So, maybe you're a good distance runner. You do a lot of miles in training, you keep yourself in shape and you don't gorge yourself during meals. It's all good, right? Like I said, you're a good distance runner, but if you want to be a great distance runner, you've got to put the right fuel in your body. And to find out what to do, well, just follow me.
Before you eat anything, you've got to get into the habit of eating at the right times. Yeah, I know, this might be a bit difficult, especially if you are in school or have a job, but this is the first part of the equation, and you have to follow it as best as you can.
- Eat breakfast, roughly 8am every morning
- Have a mid-morning snack between 10 and 11am
- Lunch around 1pm
- Afternoon snack about 3 to 4pm
- Dinner at 6pm
- Late snack between 8 and 9pm
Ideally, you want to eat 6 times per day, and always follow a big meal with a smaller snack. Tailor the times above to your own personal schedule, so use that only as a guide, and small variations in those time frames, of say, 15 minutes, are acceptable.
What to eat
Now, we could go into the science of eating for athletes and fill up an encyclopedia with facts, figures, theories, and personal diets from some of the best competitors in the world. But unfortunately, the space is limited here, so let's just touch on the basics, okay?

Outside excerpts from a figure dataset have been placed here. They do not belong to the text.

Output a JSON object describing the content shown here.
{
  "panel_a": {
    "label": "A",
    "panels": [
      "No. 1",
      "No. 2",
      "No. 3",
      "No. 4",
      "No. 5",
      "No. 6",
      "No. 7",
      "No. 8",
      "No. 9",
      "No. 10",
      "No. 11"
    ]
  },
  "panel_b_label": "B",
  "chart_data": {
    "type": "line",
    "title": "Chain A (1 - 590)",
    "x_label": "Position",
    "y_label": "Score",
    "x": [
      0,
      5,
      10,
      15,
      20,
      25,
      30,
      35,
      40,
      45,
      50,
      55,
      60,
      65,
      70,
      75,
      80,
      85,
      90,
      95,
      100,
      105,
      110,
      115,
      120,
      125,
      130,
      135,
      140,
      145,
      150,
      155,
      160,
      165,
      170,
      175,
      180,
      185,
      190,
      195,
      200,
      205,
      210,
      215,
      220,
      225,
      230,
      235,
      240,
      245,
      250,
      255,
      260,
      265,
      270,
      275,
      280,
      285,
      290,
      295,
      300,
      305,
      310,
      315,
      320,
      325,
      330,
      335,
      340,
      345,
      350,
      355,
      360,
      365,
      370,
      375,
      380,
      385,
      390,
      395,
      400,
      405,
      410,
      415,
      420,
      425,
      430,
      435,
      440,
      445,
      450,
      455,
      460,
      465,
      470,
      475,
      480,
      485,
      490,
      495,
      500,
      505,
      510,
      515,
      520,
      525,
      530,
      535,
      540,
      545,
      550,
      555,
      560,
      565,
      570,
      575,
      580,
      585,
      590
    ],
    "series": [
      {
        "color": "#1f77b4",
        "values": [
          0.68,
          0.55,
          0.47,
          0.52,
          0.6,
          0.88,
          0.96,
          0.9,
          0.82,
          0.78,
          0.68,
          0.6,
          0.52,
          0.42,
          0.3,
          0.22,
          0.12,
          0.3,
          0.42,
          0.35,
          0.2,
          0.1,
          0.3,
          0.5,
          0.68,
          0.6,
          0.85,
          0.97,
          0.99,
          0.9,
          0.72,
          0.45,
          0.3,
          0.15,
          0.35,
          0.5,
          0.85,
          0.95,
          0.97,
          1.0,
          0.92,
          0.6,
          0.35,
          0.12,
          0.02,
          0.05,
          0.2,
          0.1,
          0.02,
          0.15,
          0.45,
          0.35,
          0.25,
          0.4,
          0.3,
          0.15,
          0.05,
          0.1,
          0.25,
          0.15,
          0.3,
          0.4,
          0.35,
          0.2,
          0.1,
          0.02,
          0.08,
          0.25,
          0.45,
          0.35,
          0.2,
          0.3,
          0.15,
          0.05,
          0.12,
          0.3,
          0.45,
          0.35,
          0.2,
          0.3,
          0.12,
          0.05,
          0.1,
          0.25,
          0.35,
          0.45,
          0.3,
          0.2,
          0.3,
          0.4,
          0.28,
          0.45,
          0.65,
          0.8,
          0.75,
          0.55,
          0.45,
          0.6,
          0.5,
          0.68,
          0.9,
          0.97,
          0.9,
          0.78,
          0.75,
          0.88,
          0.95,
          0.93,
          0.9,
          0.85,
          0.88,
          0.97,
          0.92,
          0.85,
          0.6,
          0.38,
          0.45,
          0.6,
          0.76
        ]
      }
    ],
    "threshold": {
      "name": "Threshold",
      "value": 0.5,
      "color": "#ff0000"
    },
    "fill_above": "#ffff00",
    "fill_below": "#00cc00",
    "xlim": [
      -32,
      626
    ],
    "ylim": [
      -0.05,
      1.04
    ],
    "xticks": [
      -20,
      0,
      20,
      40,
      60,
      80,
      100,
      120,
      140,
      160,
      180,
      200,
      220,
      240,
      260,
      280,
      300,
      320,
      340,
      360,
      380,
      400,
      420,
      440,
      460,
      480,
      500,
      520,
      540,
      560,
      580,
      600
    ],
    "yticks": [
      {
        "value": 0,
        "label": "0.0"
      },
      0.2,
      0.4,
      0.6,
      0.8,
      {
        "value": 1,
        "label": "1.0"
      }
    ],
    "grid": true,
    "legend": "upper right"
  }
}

Carbohydrates are key, and no, we are not talking jelly donuts and Skittles. You want to hit the complex carbs, the carbs that slowly make their way into your system so that you can burn them up as you run. But you'll also need protein too, which builds and repairs your muscles, and that's why proteins and carbs go hand in hand.
- Breakfast -- Wholesome non-sweetened or lightly sweetened cereal (Frosted Flakes or Fruit Loops are NOT wholesome) with low-fat milk, a glass of OJ and a banana.

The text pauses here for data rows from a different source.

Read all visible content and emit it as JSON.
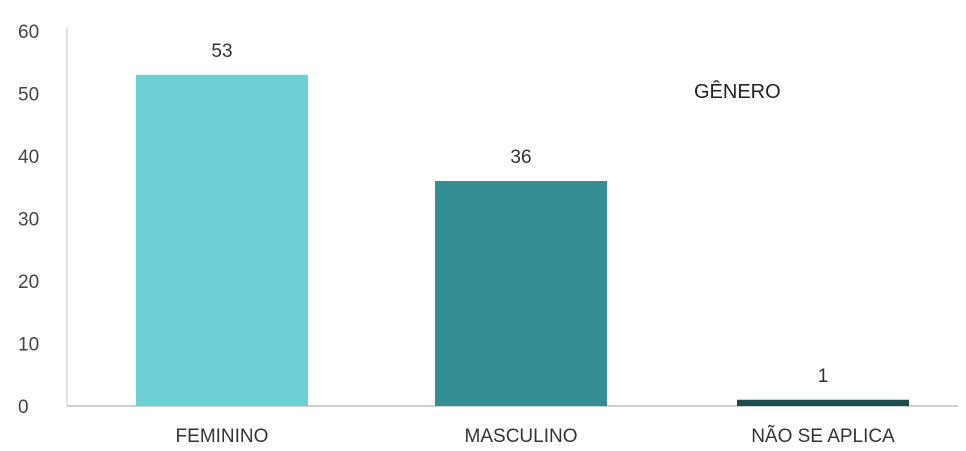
{
  "chart_data": {
    "type": "bar",
    "title": "GÊNERO",
    "categories": [
      "FEMININO",
      "MASCULINO",
      "NÃO SE APLICA"
    ],
    "values": [
      53,
      36,
      1
    ],
    "value_labels": [
      "53",
      "36",
      "1"
    ],
    "ylim": [
      0,
      60
    ],
    "yticks": [
      0,
      10,
      20,
      30,
      40,
      50,
      60
    ],
    "ytick_labels": [
      "0",
      "10",
      "20",
      "30",
      "40",
      "50",
      "60"
    ],
    "colors": [
      "#6ecfd6",
      "#338f93",
      "#1d4e4f"
    ],
    "grid": false,
    "legend": "none"
  }
}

- Snack -- Granola bar, energy bar, fruit
- Lunch -- Whole wheat pita or whole wheat bread with tuna, turkey or chicken. Yogurt, 2 cups fat free, with granola sprinkles and fruit topping, a handful of carrots, a cup of chocolate milk and wash it down with a bottle of water.
- Snack -- A fruit smoothie
- Dinner -- Main course should be 4 to 6 ounces of chicken, turkey, fish or lean beef. Pork, the other white meat, is not lean, so forget it. You can stir fry any of these with vegetables, and have beans and rice on the side, or separate them into their own portions. Whole grain pasta with sauce and some lean meatballs works here too.
- Snack -- Fruit
Once again, this is a very basic meal plan, but as you can see, complex carbs, in the form of fruits, veggies, whole grain breads, cereal and granola, rule the roost. For the main meals, you can substitute eggs, and smoothies can always be your snack of choice, or if you load them up with complex carbs and protein, they can also be turned into a main meal.
Some of these foods you may not be able to tolerate, or just plain don't like, so feel free to substitute anything out with a comparable alternative. Also, ask other athletes and coach's what they recommend for meals and snacks, and do your own research on what types of food will work for you.
Knowledge is key
If you want to be an endurance runner, you've got to think like an endurance runner, but most importantly, you have to eat like an endurance runner. That fact has been proven time and time again, by the best athletes in the world, and their success is the true indication of what diet and meal planning can do.
Remember, stick with whole grain breads and pastas, get rid of junk food and sugar, eat lean sources of protein, and as your endurance goes up, your times will come down.